In 1983 blijft Rosberg bij Williams, waar hij de Franse veteraan Jacques Laffite als teamgenoot krijgt. Al snel is echter duidelijk dat de verrassing van 1982 zich niet meer zal herhalen: de turbowagens zijn te snel geworden en hebben intussen ook voldoende betrouwbaarheid ontwikkeld om eindelijk een gooi te doen naar de wereldtitel. Williams heeft ondertussen al een deal met Honda gesloten voor de levering van turbomotoren vanaf 1984, maar in 1983 dient het zich nog een jaar lang te rooien met de oude atmosferische Cosworth. In Monaco behaalt Rosberg niettemin een prestigieuze overwinning door in de regenachtige beginfase dankzij de juiste bandentactiek een beslissende kloof te slaan, maar het is zijn enige trofee van het jaar, een zege in de niet voor het WK meetellende Race Of Champions op Brands Hatch niet meegerekend. In de eerste seizoenshelft weet de wereldkampioen nog aardig wat punten te scoren, maar wanneer in de zomermaanden de snelle en turbovriendelijke Europese circuits eraan komen, zakken de atmosferische teams weg naar de buik van het peloton. Pas in de slotrace in het Zuid-Afrikaanse Kyalami, waar Williams als voorproefje op 1984 al voor de eerste keer de Honda-motor kan inzetten, volgt er met een vijfde plaats opnieuw een puntenfinish. Rosberg sluit het seizoen uiteindelijk als vijfde af.
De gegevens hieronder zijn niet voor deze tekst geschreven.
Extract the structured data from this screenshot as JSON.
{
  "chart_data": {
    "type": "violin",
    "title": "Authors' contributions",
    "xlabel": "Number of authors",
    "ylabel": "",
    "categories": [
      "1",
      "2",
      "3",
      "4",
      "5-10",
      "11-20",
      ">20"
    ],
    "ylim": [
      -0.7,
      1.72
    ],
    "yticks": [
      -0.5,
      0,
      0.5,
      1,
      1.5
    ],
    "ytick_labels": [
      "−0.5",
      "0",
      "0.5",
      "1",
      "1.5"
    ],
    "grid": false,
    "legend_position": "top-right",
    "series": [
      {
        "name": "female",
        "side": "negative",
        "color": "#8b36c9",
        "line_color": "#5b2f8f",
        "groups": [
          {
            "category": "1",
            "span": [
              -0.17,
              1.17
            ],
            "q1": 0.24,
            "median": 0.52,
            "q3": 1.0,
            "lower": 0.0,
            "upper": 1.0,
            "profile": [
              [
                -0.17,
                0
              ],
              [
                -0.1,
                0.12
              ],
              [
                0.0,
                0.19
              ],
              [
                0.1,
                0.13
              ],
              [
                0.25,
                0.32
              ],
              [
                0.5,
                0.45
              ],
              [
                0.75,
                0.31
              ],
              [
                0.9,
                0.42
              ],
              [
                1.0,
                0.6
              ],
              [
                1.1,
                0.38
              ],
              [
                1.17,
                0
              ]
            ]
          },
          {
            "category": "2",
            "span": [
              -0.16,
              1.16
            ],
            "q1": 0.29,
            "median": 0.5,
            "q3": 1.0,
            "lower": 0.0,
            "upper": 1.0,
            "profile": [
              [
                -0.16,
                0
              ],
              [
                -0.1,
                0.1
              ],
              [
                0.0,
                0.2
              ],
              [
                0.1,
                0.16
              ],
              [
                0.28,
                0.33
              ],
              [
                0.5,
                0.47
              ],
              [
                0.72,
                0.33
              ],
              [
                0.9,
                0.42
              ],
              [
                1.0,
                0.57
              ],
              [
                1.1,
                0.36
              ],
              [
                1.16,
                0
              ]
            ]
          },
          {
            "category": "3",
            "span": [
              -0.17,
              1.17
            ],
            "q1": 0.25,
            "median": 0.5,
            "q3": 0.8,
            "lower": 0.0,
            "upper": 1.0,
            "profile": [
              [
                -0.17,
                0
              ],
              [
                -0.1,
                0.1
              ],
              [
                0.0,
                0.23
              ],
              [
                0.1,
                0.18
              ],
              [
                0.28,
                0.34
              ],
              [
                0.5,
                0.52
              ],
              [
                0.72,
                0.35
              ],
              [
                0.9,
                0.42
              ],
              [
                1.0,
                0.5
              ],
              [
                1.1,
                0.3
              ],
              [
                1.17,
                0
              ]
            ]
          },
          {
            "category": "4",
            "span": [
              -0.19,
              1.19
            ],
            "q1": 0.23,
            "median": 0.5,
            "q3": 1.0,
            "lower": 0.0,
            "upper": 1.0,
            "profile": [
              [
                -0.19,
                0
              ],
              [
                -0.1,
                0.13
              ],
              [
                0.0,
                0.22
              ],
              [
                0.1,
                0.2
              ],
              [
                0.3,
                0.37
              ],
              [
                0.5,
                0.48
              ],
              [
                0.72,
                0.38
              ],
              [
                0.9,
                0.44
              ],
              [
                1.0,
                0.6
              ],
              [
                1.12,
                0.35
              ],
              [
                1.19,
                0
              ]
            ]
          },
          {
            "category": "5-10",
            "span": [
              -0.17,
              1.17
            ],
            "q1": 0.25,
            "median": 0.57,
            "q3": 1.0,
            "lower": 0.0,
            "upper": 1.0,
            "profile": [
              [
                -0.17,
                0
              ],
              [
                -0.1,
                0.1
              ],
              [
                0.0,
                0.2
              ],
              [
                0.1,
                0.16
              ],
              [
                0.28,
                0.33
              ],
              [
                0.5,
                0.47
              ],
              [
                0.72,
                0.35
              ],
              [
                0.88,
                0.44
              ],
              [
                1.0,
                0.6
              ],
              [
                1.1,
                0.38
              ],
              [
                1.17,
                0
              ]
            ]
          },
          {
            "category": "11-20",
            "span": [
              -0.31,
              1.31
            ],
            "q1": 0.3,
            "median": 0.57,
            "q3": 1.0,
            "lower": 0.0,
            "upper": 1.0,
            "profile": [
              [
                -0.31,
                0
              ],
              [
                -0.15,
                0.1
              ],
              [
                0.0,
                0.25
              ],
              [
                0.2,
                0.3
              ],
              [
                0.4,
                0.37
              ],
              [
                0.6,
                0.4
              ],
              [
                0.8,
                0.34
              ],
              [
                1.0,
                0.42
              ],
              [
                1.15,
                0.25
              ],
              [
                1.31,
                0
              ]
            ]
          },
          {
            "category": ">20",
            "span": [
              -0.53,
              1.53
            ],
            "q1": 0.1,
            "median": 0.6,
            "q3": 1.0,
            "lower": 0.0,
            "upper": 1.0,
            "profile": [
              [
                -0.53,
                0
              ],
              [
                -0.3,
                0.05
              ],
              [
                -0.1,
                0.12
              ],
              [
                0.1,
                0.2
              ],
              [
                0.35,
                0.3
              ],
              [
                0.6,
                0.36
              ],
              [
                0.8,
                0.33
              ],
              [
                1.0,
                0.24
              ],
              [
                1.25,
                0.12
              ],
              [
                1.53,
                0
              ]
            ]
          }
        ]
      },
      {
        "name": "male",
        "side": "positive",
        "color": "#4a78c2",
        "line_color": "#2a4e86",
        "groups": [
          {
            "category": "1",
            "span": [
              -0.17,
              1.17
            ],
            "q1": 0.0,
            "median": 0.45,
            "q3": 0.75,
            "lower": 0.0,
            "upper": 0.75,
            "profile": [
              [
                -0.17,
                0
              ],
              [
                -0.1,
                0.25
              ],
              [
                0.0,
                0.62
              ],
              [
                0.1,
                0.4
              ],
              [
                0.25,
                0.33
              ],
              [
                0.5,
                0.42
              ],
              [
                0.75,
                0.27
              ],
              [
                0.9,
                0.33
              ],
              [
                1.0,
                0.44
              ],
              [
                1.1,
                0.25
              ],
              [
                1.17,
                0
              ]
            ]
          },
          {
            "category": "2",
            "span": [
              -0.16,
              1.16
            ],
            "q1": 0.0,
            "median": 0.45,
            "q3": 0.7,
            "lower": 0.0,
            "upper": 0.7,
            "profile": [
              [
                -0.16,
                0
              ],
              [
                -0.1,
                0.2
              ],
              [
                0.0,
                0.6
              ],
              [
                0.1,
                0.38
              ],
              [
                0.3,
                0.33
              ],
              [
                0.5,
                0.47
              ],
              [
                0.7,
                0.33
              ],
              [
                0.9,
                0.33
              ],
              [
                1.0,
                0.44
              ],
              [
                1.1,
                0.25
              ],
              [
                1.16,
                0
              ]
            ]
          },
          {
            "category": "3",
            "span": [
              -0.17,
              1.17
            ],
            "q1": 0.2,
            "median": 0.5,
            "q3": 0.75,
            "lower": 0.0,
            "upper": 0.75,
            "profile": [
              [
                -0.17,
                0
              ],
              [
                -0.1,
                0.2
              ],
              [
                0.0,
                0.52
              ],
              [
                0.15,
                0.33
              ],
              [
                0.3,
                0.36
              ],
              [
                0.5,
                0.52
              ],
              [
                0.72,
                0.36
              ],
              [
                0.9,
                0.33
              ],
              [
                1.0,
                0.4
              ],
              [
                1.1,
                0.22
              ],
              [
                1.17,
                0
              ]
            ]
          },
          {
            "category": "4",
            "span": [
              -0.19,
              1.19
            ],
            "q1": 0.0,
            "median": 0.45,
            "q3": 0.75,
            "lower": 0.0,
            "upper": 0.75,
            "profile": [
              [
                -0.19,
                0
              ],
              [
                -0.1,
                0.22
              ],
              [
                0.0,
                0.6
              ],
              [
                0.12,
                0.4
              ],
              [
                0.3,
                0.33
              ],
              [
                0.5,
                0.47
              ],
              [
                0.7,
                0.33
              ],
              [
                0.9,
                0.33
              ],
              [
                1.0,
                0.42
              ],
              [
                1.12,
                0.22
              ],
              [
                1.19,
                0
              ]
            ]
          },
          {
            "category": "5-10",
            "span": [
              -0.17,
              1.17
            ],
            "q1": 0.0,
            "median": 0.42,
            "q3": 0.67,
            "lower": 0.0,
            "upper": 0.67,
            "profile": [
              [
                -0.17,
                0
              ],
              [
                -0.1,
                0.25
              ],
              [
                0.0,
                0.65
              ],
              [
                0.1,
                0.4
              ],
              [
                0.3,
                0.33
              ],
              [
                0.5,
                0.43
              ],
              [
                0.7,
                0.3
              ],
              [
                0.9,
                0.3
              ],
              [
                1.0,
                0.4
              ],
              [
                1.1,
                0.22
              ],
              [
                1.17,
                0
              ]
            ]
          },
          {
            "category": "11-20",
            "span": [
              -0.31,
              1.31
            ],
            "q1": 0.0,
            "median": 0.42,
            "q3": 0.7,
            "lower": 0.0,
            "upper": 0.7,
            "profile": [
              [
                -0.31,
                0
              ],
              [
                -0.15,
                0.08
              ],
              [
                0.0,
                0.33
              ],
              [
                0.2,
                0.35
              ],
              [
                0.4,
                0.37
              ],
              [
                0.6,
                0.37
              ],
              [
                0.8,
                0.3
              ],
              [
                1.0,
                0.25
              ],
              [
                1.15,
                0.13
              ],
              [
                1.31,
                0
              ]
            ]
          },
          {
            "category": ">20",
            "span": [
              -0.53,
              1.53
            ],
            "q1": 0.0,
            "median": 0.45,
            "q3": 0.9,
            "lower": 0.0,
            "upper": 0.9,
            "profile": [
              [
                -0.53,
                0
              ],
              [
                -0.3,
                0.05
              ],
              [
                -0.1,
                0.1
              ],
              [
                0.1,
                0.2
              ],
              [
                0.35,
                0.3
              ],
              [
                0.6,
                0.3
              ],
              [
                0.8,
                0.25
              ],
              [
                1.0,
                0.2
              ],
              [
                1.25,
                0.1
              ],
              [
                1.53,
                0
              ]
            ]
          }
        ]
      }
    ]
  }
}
Het seizoen 1984 begint hoopvol, wanneer Rosberg meteen als tweede finisht bij de seizoensopener in Rio. Doch de combinatie Williams-Honda blijkt nog niet opgewassen tegen vooral de McLaren-Porsche’s van Alain Prost en Niki Lauda, die het seizoen volledig domineren en ook als beste kunnen omgaan met de nieuwe reglementen, waarbij bijtanken in de race voortaan verboden is. McLaren wint maar liefst twaalf van de zestien races en Lauda pakt zijn derde wereldtitel, terwijl de Williams te zwaar is en ook nog steeds gebukt gaat onder een gebrekkige betrouwbaarheid. Enkel in de straten van Dallas is Rosberg de beste; op de bochtige en langzame omloop wordt de handicap van de auto afdoende gecompenseerd. Het is meteen ook de allereerste zege voor de Honda-turbomotor in de Formule 1. De Fin, die zich tevens een reputatie als onverbeterlijke kettingroker eigen gemaakt heeft, weet in de resterende zeven races echter geen punten meer te scoren en finisht pas als achtste in de eindstand van het WK.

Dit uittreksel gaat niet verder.